By Sruthi Shankar and Shashwat Chauhan
Dec 24 (Reuters) – U.S. stock index futures were marginally lower in shortened Christmas Eve trading on Wednesday, as traders wait to see whether stocks can extend record gains in a seasonally strong stretch for markets.
The benchmark S&P 500 hit a closing record high on Tuesday, lifted by megacap technology stocks, while a run of data painted a mixed picture of the U.S. economy and kept expectations for monetary easing next year largely intact.
The U.S. economy grew at its fastest pace in two years in the third quarter, according to government data on Tuesday after a 43-day federal government shutdown delayed the report. However, worsening consumer confidence in December and a flat reading on November factory production tempered the outlook.
Traders are still pricing in two 25-basis-points interest rate cuts by the end of 2026, as per LSEG data, although they pared back odds of such a move in January to 13% from 18% before the data.
U.S. weekly jobless claims data is due at 8:30 a.m. ET.
Recent gains in U.S. stocks have spurred hopes of a “Santa Claus rally”, a seasonal phenomenon where the S&P 500 posts gains in the last five trading days of the year and the first two in January, according to Stock Trader’s Almanac. The period begins on Wednesday and runs through January 5.
“The recent slump in the VIX augurs well for a bounce, given that previous instances of sharp falls in volatility have delivered a commendable 0.8% bounce in the S&P 500 over the next week,” said Chris Beauchamp, chief market analyst at IG.
Wall Street’s “fear gauge” was last hovering near its lowest since December 2024.
Trading volumes are likely to stay below normal, with U.S. stock markets set to close at 1 p.m. ET (1800 GMT) on Wednesday and remain shut on Thursday for Christmas.
At 7:04 a.m.

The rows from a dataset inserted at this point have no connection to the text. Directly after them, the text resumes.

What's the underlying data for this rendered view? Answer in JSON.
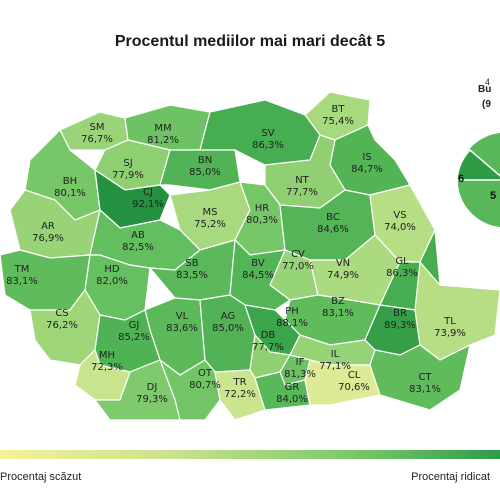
{
  "title": "Procentul mediilor mai mari decât 5",
  "legend": {
    "low": "Procentaj scăzut",
    "high": "Procentaj ridicat",
    "low_color": "#f5f19a",
    "high_color": "#2e9c4a"
  },
  "inset": {
    "caption": "4",
    "name": "Bu",
    "value": "(9",
    "sector_a": "6",
    "sector_b": "5"
  },
  "colors": {
    "border": "#ffffff",
    "outline": "#9a9a9a"
  },
  "counties": [
    {
      "code": "SM",
      "value": "76,7%",
      "pct": 76.7
    },
    {
      "code": "MM",
      "value": "81,2%",
      "pct": 81.2
    },
    {
      "code": "BT",
      "value": "75,4%",
      "pct": 75.4
    },
    {
      "code": "SV",
      "value": "86,3%",
      "pct": 86.3
    },
    {
      "code": "SJ",
      "value": "77,9%",
      "pct": 77.9
    },
    {
      "code": "BN",
      "value": "85,0%",
      "pct": 85.0
    },
    {
      "code": "IS",
      "value": "84,7%",
      "pct": 84.7
    },
    {
      "code": "BH",
      "value": "80,1%",
      "pct": 80.1
    },
    {
      "code": "CJ",
      "value": "92,1%",
      "pct": 92.1
    },
    {
      "code": "NT",
      "value": "77,7%",
      "pct": 77.7
    },
    {
      "code": "MS",
      "value": "75,2%",
      "pct": 75.2
    },
    {
      "code": "HR",
      "value": "80,3%",
      "pct": 80.3
    },
    {
      "code": "BC",
      "value": "84,6%",
      "pct": 84.6
    },
    {
      "code": "VS",
      "value": "74,0%",
      "pct": 74.0
    },
    {
      "code": "AR",
      "value": "76,9%",
      "pct": 76.9
    },
    {
      "code": "AB",
      "value": "82,5%",
      "pct": 82.5
    },
    {
      "code": "CV",
      "value": "77,0%",
      "pct": 77.0
    },
    {
      "code": "VN",
      "value": "74,9%",
      "pct": 74.9
    },
    {
      "code": "GL",
      "value": "86,3%",
      "pct": 86.3
    },
    {
      "code": "TM",
      "value": "83,1%",
      "pct": 83.1
    },
    {
      "code": "HD",
      "value": "82,0%",
      "pct": 82.0
    },
    {
      "code": "SB",
      "value": "83,5%",
      "pct": 83.5
    },
    {
      "code": "BV",
      "value": "84,5%",
      "pct": 84.5
    },
    {
      "code": "BZ",
      "value": "83,1%",
      "pct": 83.1
    },
    {
      "code": "BR",
      "value": "89,3%",
      "pct": 89.3
    },
    {
      "code": "CS",
      "value": "76,2%",
      "pct": 76.2
    },
    {
      "code": "VL",
      "value": "83,6%",
      "pct": 83.6
    },
    {
      "code": "AG",
      "value": "85,0%",
      "pct": 85.0
    },
    {
      "code": "PH",
      "value": "88,1%",
      "pct": 88.1
    },
    {
      "code": "TL",
      "value": "73,9%",
      "pct": 73.9
    },
    {
      "code": "GJ",
      "value": "85,2%",
      "pct": 85.2
    },
    {
      "code": "DB",
      "value": "77,7%",
      "pct": 77.7
    },
    {
      "code": "MH",
      "value": "72,3%",
      "pct": 72.3
    },
    {
      "code": "IF",
      "value": "81,3%",
      "pct": 81.3
    },
    {
      "code": "IL",
      "value": "77,1%",
      "pct": 77.1
    },
    {
      "code": "OT",
      "value": "80,7%",
      "pct": 80.7
    },
    {
      "code": "DJ",
      "value": "79,3%",
      "pct": 79.3
    },
    {
      "code": "TR",
      "value": "72,2%",
      "pct": 72.2
    },
    {
      "code": "GR",
      "value": "84,0%",
      "pct": 84.0
    },
    {
      "code": "CL",
      "value": "70,6%",
      "pct": 70.6
    },
    {
      "code": "CT",
      "value": "83,1%",
      "pct": 83.1
    }
  ]
}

ET, Dow E-minis were down 35 points, or 0.07%, S&P 500 E-minis were down 3.5 points, or 0.05% and Nasdaq 100 E-minis were down 17.25 points, or 0.07%.
U.S. equities swung sharply this year as tariff-related headlines, concerns about high tech valuations, and rapidly shifting interest-rate expectations boosted volatility.
Still, the bull market that began in October 2022 stayed intact as optimism around AI, interest-rate cuts and a resilient economy supported sentiment with all three main cash indexes set for their third straight yearly gain.
In the year ahead, global markets will be closely watching who might replace Fed Chair Jerome Powell, after President Trump said Tuesday that anyone who disagrees with him would “never be the Fed Chairman.”
Among single stocks, Nike climbed 2% in premarket trading after Apple CEO Tim Cook, the sportswear giant’s lead independent director, bought about $3 million of shares.
Intel fell 4.6% following a report that said Nvidia has halted tests to manufacture on Intel’s 18A chipmaking node after initial tests.
Dynavax Technologies surged 37.9% after French drugmaker Sanofi said it would buy the U.S. vaccines company for around $2.2 billion (1.9 billion euros).